Through the county’s Public Access, Open Space and Natural Resources Preservation Commission, the county is able to use real property tax revenue to acquire land in order to preserve public access to beaches or mountains or generate opportunities for education or outdoor recreation.
The latest parcel to be considered for PONC acquisition is a 38-acre parcel in Pepeekeo stretching along the shore from the Wai‘a‘ama Stream to the south to the Honua Ola facility to the north. The parcel was listed as the PONC’s eighth-highest priority acquisition target in a 2021 report.
According to the PONC listing, the commission anticipates the parcel could still be used for fishing, hiking and scenic enjoyment after acquisition, while also enabling conservationists to restore the once-abundant hala groves in the area.
The listing adds that the local Makahanaloa Fishing Association is willing to partner with the county by applying for grant funding and maintaining the land after its acquisition.
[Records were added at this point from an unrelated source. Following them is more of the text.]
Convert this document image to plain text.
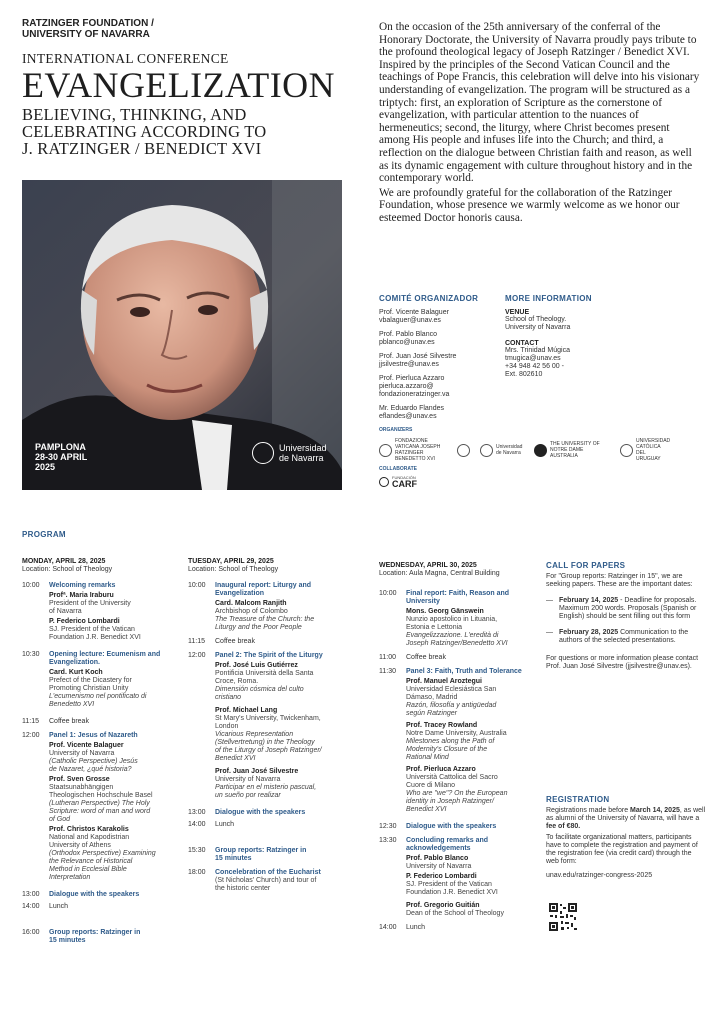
RATZINGER FOUNDATION /
UNIVERSITY OF NAVARRA
INTERNATIONAL CONFERENCE
EVANGELIZATION
BELIEVING, THINKING, AND
CELEBRATING ACCORDING TO
J. RATZINGER / BENEDICT XVI
PAMPLONA
28-30 APRIL
2025
Universidad
de Navarra

On the occasion of the 25th anniversary of the conferral of the Honorary Doctorate, the University of Navarra proudly pays tribute to the profound theological legacy of Joseph Ratzinger / Benedict XVI. Inspired by the principles of the Second Vatican Council and the teachings of Pope Francis, this celebration will delve into his visionary understanding of evangelization. The program will be structured as a triptych: first, an exploration of Scripture as the cornerstone of evangelization, with particular attention to the nuances of hermeneutics; second, the liturgy, where Christ becomes present among His people and infuses life into the Church; and third, a reflection on the dialogue between Christian faith and reason, as well as its dynamic engagement with culture throughout history and in the contemporary world.

We are profoundly grateful for the collaboration of the Ratzinger Foundation, whose presence we warmly welcome as we honor our esteemed Doctor honoris causa.

COMITÉ ORGANIZADOR
Prof. Vicente Balaguer
vbalaguer@unav.es
Prof. Pablo Blanco
pblanco@unav.es
Prof. Juan José Silvestre
jjsilvestre@unav.es
Prof. Pierluca Azzaro
pierluca.azzaro@ fondazioneratzinger.va
Mr. Eduardo Flandes
eflandes@unav.es
MORE INFORMATION
VENUE
School of Theology.
University of Navarra
CONTACT
Mrs. Trinidad Múgica
tmugica@unav.es
+34 948 42 56 00 -
Ext. 802610
ORGANIZERS
FONDAZIONE VATICANA JOSEPH RATZINGER BENEDETTO XVI
Universidad de Navarra
THE UNIVERSITY OF NOTRE DAME AUSTRALIA
UNIVERSIDAD CATÓLICA DEL URUGUAY
COLLABORATE
FUNDACIÓN
CARF
PROGRAM
MONDAY, APRIL 28, 2025
Location: School of Theology
10:00	Welcoming remarks
Profª. Maria Iraburu
President of the University
of Navarra
P. Federico Lombardi
SJ. President of the Vatican
Foundation J.R. Benedict XVI
10:30	Opening lecture: Ecumenism and Evangelization.
Card. Kurt Koch
Prefect of the Dicastery for
Promoting Christian Unity
L'ecumenismo nel pontificato di
Benedetto XVI
11:15	Coffee break
12:00	Panel 1: Jesus of Nazareth
Prof. Vicente Balaguer
University of Navarra
(Catholic Perspective) Jesús
de Nazaret, ¿qué historia?
Prof. Sven Grosse
Staatsunabhängigen
Theologischen Hochschule Basel
(Lutheran Perspective) The Holy
Scripture: word of man and word
of God
Prof. Christos Karakolis
National and Kapodistrian
University of Athens
(Orthodox Perspective) Examining
the Relevance of Historical
Method in Ecclesial Bible
Interpretation
13:00	Dialogue with the speakers
14:00	Lunch
16:00	Group reports: Ratzinger in 15 minutes
TUESDAY, APRIL 29, 2025
Location: School of Theology
10:00	Inaugural report: Liturgy and Evangelization
Card. Malcom Ranjith
Archbishop of Colombo
The Treasure of the Church: the
Liturgy and the Poor People
11:15	Coffee break
12:00	Panel 2: The Spirit of the Liturgy
Prof. José Luis Gutiérrez
Pontificia Università della Santa
Croce, Roma.
Dimensión cósmica del culto
cristiano
Prof. Michael Lang
St Mary's University, Twickenham,
London
Vicarious Representation
(Stellvertretung) in the Theology
of the Liturgy of Joseph Ratzinger/
Benedict XVI
Prof. Juan José Silvestre
University of Navarra
Participar en el misterio pascual,
un sueño por realizar
13:00	Dialogue with the speakers
14:00	Lunch
15:30	Group reports: Ratzinger in 15 minutes
18:00	Concelebration of the Eucharist
(St Nicholas' Church) and tour of
the historic center
WEDNESDAY, APRIL 30, 2025
Location: Aula Magna, Central Building
10:00	Final report: Faith, Reason and University
Mons. Georg Gänswein
Nunzio apostolico in Lituania,
Estonia e Lettonia
Evangelizzazione. L'eredità di
Joseph Ratzinger/Benedetto XVI
11:00	Coffee break
11:30	Panel 3: Faith, Truth and Tolerance
Prof. Manuel Aroztegui
Universidad Eclesiástica San
Dámaso, Madrid
Razón, filosofía y antigüedad
según Ratzinger
Prof. Tracey Rowland
Notre Dame University, Australia
Milestones along the Path of
Modernity's Closure of the
Rational Mind
Prof. Pierluca Azzaro
Università Cattolica del Sacro
Cuore di Milano
Who are "we"? On the European
identity in Joseph Ratzinger/
Benedict XVI
12:30	Dialogue with the speakers
13:30	Concluding remarks and acknowledgements
Prof. Pablo Blanco
University of Navarra
P. Federico Lombardi
SJ. President of the Vatican
Foundation J.R. Benedict XVI
Prof. Gregorio Guitián
Dean of the School of Theology
14:00	Lunch
CALL FOR PAPERS

For "Group reports: Ratzinger in 15", we are seeking papers. These are the important dates:

— February 14, 2025 - Deadline for proposals. Maximum 200 words. Proposals (Spanish or English) should be sent filling out this form
— February 28, 2025 Communication to the authors of the selected presentations.

For questions or more information please contact Prof. Juan José Silvestre (jjsilvestre@unav.es).

REGISTRATION

Registrations made before March 14, 2025, as well as alumni of the University of Navarra, will have a fee of €80.

To facilitate organizational matters, participants have to complete the registration and payment of the registration fee (via credit card) through the web form:

unav.edu/ratzinger-congress-2025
To this end, the MFA has submitted a stewardship plan to the county envisioning how the land’s resources can be protected.
The property currently is owned by the Henry J. Correa Trust, which submitted written testimony to a County Council committee meeting Tuesday acknowledging that it is “willing to have a conversation about selling” the land. According to real property tax records, the value of the parcel has hovered between $1.5 million and $1.9 million between 2005 and 2021.
Hamakua Councilwoman Heather Kimball, who introduced a resolution at Tuesday’s meeting of the council’s Legislative Approvals and Acquisitions Committee authorizing the county finance director to proceed with acquiring the parcel, called the land “a truly magical place,” and thanked Pepeekeo residents for supporting its preservation.
MFA President Blake McNaughton said shoreline access in Pepeekeo has degraded over the last 20 years, with only about 20% of the shoreline being kept in a walkable condition, despite public access easements.
“This community envisions a vibrant shoreline that is managed as a shared resource,” McNaughton explained in written testimony. “Residents would be able to walk the paths again … lawai‘a would be able to harvest its waters and manage their resources to provide … enough fish for the community to sustain itself.
“The management of this area could not fall to a better community-based effort of old and new residents,” McNaughton concluded.
Other residents echoed McNaughton, urging the county to acquire the land.
“I connect with this special place because I come from a family of fishermen and women,” wrote North Hilo resident and county Recreation Director Lauren Kamei. “I hear about wonderful stories during plantation days where they would go to these shoreline places and feed their families. Now these places have been purchased by private land owners and have cut off our communities from these practices and lifestyle.”
“Today, our shoreline is a precious commodity as many developers want to build on it, then sell it to the highest bidder,” wrote Pepeekeo resident Wanda Louis. “Our shoreline needs protecting so that generations can share in the building of family values, not to mention endless memories they will have. … Our shoreline is one of the last natural assets that feeds our family.”
The committee on Tuesday unanimously voted to recommend that the full council pass Kimball’s resolution.